Tomodachi Summer 2017

Feature: Raising the Banner of Free Trade

Free Trade and Global Investments Create
Win-Win Relationships Across Borders

Carbon fiber has diverse applications including aircraft, space probes, rockets, and automobiles.

 A material with truly outstanding properties, carbon fiber is only 1/4 the weight of iron while being 10 times stronger. Carbon fiber’s applications include sports equipment such as golf clubs and tennis rackets, and parts for automobiles. It also maintains stable performance under severe conditions such as extreme heat and cold. Because of these properties, it began to be used as a structural material for the vertical tails of aircraft and their outer body plating, and today it’s even being used on containers for the solid boosters of rockets and the hull frames of satellites.
 As the world’s largest manufacturer of carbon fiber, Toray Industries, Inc. is actively expanding its global production systems, and currently conducts its business through an international network with a fournode system of production bases in North America, Europe, Asia and Japan.
 Toray’s Corporate Communications Department Manager, Toshiki Matsumura, explains, “Our company’s basic principle is to take root in the regions where we conduct our business, contributing to employment and industrial development as we grow. In addition, by establishing business bases in the vicinity of our customers, we closely work together and endeavor to promptly respond to their needs. This, in fact, leads us to technological innovation.” A good example of this is the application of structural materials to airplanes. In the field of airplanes, starting in the 70s, carbon fiber was used as interior material for parts such as door components. But to replace the aluminum alloy that was the most commonly used structural material at the time for the fuselage and other critical components, absolute reliability was a must, and certain issues had to be overcome. The structural material was produced by overlaying sheets of carbon fiber, but when a certain area of the material peeled off when suffering a strong impact such as being struck by a bird during flight, it was discovered that there was a possibility that the strength of that area would decline. This was pointed out to Toray’s engineering staff by U.S. aircraft manufacturer The Boeing Company. Through research and development, the staff came up with the solution of sticking the sheets together by impregnating them with an adhesive resin, successfully developing a material whose strength would not be downgraded even when a section of the material is stripped.

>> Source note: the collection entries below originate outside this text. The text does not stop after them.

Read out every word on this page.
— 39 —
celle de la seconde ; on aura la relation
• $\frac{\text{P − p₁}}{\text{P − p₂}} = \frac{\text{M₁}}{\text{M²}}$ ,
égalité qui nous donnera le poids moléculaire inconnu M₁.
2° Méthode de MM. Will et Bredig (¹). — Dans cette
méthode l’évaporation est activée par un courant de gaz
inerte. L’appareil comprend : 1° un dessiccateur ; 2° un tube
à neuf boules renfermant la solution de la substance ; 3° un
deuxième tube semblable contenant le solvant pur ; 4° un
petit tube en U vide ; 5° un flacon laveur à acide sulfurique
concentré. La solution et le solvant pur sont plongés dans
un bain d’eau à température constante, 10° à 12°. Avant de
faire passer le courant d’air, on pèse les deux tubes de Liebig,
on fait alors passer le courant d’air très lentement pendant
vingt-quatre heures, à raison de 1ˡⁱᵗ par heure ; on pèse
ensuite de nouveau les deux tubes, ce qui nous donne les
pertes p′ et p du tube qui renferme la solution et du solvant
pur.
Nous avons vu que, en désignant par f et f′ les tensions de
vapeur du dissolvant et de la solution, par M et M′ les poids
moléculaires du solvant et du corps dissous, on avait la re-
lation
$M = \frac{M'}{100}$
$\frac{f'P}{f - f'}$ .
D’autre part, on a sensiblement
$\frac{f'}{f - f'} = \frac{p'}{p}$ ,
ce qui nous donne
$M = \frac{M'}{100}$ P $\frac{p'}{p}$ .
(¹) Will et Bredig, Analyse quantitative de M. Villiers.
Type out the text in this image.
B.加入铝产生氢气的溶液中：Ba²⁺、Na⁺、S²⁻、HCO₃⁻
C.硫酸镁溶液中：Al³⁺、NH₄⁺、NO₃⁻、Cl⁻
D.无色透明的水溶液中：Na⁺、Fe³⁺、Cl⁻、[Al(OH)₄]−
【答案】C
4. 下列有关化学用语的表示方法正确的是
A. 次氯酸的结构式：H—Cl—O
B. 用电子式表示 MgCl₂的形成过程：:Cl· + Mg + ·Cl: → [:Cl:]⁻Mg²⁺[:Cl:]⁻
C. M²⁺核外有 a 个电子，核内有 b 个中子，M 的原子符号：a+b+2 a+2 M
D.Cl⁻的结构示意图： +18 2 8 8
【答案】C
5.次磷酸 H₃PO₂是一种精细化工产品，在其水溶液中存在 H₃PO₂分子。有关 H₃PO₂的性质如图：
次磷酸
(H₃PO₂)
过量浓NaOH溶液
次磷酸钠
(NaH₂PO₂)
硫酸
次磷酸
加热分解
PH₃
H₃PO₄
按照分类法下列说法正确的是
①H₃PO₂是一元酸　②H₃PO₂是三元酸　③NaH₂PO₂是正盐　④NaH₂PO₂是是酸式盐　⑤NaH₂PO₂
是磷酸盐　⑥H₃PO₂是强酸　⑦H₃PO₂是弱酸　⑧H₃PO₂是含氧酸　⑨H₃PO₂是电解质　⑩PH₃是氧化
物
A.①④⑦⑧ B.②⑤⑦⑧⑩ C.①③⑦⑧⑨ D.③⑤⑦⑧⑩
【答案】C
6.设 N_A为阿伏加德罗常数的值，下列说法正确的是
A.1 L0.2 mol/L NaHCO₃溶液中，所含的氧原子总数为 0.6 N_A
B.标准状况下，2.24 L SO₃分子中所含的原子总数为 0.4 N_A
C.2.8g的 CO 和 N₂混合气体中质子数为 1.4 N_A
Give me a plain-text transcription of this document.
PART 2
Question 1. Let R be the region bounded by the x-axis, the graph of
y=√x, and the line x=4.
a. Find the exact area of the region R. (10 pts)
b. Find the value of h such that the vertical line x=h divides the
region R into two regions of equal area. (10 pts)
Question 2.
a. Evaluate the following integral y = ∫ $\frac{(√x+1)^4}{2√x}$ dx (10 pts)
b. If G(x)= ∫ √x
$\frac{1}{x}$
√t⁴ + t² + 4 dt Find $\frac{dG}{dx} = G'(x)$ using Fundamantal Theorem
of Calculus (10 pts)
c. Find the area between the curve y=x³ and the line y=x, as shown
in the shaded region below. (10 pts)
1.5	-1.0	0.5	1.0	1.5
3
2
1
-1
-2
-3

Toshiki Matsumura serves as Manager of the Corporate Communications Department of Toray Industries, Inc. Toray currently conductsits business in 26 countries and regions.

 Impressed by Toray’s innovative solution, Boeing adopted Toray’s carbon fiber as the material for its Boeing 777 tail assembly in 1989. In the years that followed, the use of carbon fiber expanded with each newly developed aircraft, and in 2009, the Boeing 787 took its maiden flight as an innovative model featuring carbon fiber in the fuselage, main wing, central wing and tail assembly. Today, this Boeing 787 is owned and/or operated by 69 airlines and leasing companies in 49 countries around the world.
 Backed by such successes, Toray conducted a worldwide capital investment of USD 3.6 billion (JPY 400 billion) in the three-year period spanning fiscal years 2014 to 2016. Approximately 60% of this investment was in North and South America, Asia, emerging countries, and the European Union. As a result, the company has a total of 28,371 employees overseas as of March 2017. In addition, Toray concluded a comprehensive, long-term supply contract with Boeing in 2015 to provide carbon fiber for the new 777X aircraft, and invested USD 446 million (JPY 50 billion) for a U.S. production facility in Spartanburg County, South Carolina that is now under construction. This investment is the first step of a USD 893 million (JPY 100 billion) outlay in the U.S. market which Toray intends to complete by 2020.
 Matsumura explains, “The scale of the U.S. market is huge. It’s also attractive in that you can conduct your business with peace of mind in an environment where your rights are protected by laws and regulations. For the future, we hope to continue finding success with exciting new projects together with the people of our business bases in the United States and around the world.”

Toray broke ground on a new production facility in South Carolina in 2015, and intends to invest approximately USD 893 million (JPY 100 billion) in the U.S. market by 2020.
photo: Lindsey Wasson/The Seattle Times

Worldwide Capital Investment Strategy

Toray conducted USD 3.6 billion (JPY 400 billion) in capital investments in the three-year period spanning fiscal 2014 to 2016. Approximately 60% of this investment was in North and South America, Asia, emerging countries, and the European Union.